Philadelphia’s annual New Year’s Day Mummers Parade was canceled this year because of the ongoing COVID-19 pandemic, but that didn’t stop some Mummers and residents from marching down 2nd Street to protest Philadelphia Mayor Jim Kenney and celebrate the beginning of 2021.
The Mummers Parade, which has been officially held in Philadelphia since 1901, has recently come under scrutiny after multiple instances of Mummers wearing blackface during the parade. In January 2020, Kenney threatened to end the Mummers Parade if the racist behavior continued.
While some Mummers denounced this year’s protest, hundreds still strutted through South Philadelphia. Many were maskless, shared drinks, and danced in tight groups. Here’s what this year’s Mummers Parade looked like:
Several separate groups paraded down 2nd Street throughout the day. One of the larger groups gathered around a truck that carried a live jazz band.
A demonstrator with a "Stay Safe" sign posed with a stranger on the street, both maskless.
Protesters marched down 2nd Street with flags and a "Mummers Lives Matter" sign.
A resident along 2nd Street had a pitcher of beer and handed out cups to passersby.
A Mummer in clown face paint and a red nose smoked a cigarette.

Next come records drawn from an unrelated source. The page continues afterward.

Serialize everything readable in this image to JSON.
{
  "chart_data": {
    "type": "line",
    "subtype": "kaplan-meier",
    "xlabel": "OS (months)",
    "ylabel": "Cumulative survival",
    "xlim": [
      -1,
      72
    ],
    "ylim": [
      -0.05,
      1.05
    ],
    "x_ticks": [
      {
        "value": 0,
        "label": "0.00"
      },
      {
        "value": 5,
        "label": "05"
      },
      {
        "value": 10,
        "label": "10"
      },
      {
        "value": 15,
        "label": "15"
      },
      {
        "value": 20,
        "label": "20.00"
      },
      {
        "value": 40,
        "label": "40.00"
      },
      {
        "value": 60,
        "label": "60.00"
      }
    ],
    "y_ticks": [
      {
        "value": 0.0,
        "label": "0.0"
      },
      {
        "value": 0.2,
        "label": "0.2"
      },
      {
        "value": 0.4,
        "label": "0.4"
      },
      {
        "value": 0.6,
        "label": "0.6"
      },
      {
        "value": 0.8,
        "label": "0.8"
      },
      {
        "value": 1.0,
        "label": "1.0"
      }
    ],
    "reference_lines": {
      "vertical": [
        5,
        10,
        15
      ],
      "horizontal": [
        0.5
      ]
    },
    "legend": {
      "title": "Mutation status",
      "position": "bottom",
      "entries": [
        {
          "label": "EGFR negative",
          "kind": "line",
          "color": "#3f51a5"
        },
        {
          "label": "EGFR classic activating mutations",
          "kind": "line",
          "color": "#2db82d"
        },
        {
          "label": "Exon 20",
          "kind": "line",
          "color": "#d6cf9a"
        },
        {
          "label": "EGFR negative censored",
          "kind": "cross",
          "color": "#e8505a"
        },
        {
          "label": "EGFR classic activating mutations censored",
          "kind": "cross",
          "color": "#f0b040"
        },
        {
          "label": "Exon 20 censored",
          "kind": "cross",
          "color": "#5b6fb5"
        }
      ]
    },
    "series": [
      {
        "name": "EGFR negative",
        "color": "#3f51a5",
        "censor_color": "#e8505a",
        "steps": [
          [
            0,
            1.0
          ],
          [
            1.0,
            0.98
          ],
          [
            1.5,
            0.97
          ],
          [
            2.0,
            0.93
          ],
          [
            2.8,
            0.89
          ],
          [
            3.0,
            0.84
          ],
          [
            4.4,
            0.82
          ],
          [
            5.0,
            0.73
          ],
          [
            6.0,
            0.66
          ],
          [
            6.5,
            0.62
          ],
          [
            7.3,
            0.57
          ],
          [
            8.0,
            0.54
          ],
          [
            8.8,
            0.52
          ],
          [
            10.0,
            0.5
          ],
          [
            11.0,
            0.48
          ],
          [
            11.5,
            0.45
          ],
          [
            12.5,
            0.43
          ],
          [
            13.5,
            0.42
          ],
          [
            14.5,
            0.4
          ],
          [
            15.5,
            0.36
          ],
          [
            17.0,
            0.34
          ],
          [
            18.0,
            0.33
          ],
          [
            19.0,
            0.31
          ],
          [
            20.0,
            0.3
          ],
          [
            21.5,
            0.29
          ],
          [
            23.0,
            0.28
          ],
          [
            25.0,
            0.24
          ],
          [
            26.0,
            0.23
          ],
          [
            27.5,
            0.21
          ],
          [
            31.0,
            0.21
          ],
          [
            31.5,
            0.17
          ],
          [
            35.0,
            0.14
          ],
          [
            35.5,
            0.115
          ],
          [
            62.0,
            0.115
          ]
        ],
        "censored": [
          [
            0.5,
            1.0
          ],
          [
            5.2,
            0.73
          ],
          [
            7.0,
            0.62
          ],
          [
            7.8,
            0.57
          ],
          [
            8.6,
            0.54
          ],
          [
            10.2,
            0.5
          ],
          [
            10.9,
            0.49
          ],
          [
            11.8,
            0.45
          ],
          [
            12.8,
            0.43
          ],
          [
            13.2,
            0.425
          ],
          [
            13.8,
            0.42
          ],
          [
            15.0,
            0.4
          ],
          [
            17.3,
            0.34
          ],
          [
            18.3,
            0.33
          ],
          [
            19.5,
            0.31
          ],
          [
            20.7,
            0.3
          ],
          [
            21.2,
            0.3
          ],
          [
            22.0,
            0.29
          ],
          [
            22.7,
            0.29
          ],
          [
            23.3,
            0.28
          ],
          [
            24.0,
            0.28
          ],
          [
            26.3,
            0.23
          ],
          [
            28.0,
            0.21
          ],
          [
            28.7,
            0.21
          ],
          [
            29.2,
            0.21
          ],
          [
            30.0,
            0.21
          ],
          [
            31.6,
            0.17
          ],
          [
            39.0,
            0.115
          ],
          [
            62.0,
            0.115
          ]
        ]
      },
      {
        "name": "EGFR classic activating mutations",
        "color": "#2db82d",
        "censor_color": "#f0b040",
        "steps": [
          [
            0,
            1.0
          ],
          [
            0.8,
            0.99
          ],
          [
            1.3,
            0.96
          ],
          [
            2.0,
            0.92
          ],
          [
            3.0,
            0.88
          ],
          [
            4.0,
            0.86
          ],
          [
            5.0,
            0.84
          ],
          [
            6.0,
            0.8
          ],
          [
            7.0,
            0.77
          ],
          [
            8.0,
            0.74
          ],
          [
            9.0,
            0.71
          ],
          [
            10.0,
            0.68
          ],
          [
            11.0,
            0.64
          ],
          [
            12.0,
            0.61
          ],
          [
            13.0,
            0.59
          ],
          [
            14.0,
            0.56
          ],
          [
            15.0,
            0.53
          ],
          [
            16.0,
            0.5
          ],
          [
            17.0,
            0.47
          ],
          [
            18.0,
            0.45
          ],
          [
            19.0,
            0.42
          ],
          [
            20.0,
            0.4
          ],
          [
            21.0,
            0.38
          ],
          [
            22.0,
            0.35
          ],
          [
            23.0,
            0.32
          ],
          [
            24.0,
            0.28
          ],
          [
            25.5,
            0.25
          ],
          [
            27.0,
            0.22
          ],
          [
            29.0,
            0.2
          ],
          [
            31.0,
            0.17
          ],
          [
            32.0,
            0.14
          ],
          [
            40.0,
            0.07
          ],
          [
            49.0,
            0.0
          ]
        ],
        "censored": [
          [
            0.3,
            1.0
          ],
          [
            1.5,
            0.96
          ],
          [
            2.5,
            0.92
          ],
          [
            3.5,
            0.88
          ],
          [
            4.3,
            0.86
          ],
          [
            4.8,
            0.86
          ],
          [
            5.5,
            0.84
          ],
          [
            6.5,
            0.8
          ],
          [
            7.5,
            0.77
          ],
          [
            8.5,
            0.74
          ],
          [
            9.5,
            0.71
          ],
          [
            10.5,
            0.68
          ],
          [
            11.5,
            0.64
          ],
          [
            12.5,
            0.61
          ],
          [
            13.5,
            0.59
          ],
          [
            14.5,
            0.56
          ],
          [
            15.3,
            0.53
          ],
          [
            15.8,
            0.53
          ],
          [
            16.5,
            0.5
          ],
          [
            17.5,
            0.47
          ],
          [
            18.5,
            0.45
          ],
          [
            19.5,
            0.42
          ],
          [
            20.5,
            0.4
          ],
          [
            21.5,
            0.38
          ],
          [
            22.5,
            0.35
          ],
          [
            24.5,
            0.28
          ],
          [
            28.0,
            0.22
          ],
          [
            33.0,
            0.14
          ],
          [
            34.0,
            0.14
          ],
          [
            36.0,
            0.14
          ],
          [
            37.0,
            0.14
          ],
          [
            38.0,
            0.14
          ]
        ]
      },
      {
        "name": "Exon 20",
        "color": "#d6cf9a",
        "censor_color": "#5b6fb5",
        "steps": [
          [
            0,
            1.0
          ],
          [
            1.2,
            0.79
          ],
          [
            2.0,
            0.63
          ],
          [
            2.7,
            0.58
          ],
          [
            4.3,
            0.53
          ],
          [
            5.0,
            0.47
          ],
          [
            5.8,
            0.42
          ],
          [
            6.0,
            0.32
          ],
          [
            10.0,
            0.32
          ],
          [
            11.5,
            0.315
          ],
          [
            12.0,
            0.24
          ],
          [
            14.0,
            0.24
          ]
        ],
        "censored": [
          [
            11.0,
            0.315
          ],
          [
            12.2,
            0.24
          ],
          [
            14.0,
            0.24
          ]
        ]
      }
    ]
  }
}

In reference to Mayor Kenney's threat to end the parade, one Mummer held a sign reading "Tradition Not Tyranny."
South Philadelphia resident Pat Kreschollek shouted as a "Trump 2020" flag waved behind him.
A toddler looked out from a car at protesters marching past.
A demonstrator held up his middle finger and a cigarette.
Local residents cheered on the passing crowd from their front porches.
Two children wearing face paint and full Mummer attire participated in the protest with their father.
Music was a significant feature of the march. In addition to the live jazz band on the truck, there were multiple demonstrators who brought their own instruments.
Mummers often approached residents watching the protest from their homes, saying hello and wishing them a happy New Year.
A sign mocked COVID-19, reading "Infected with Coochie-19."
Cans and beer bottles piled up as the New Year's Day event continued.
A protester donned a plague mask, incorporating a dark twist on a traditionally lively outfit.
A sign on the back of one truck read "Bye, Bye 2020!" with hand sanitizer and toilet paper imagery.
As the day went on, one Mummer took a break from the festivities.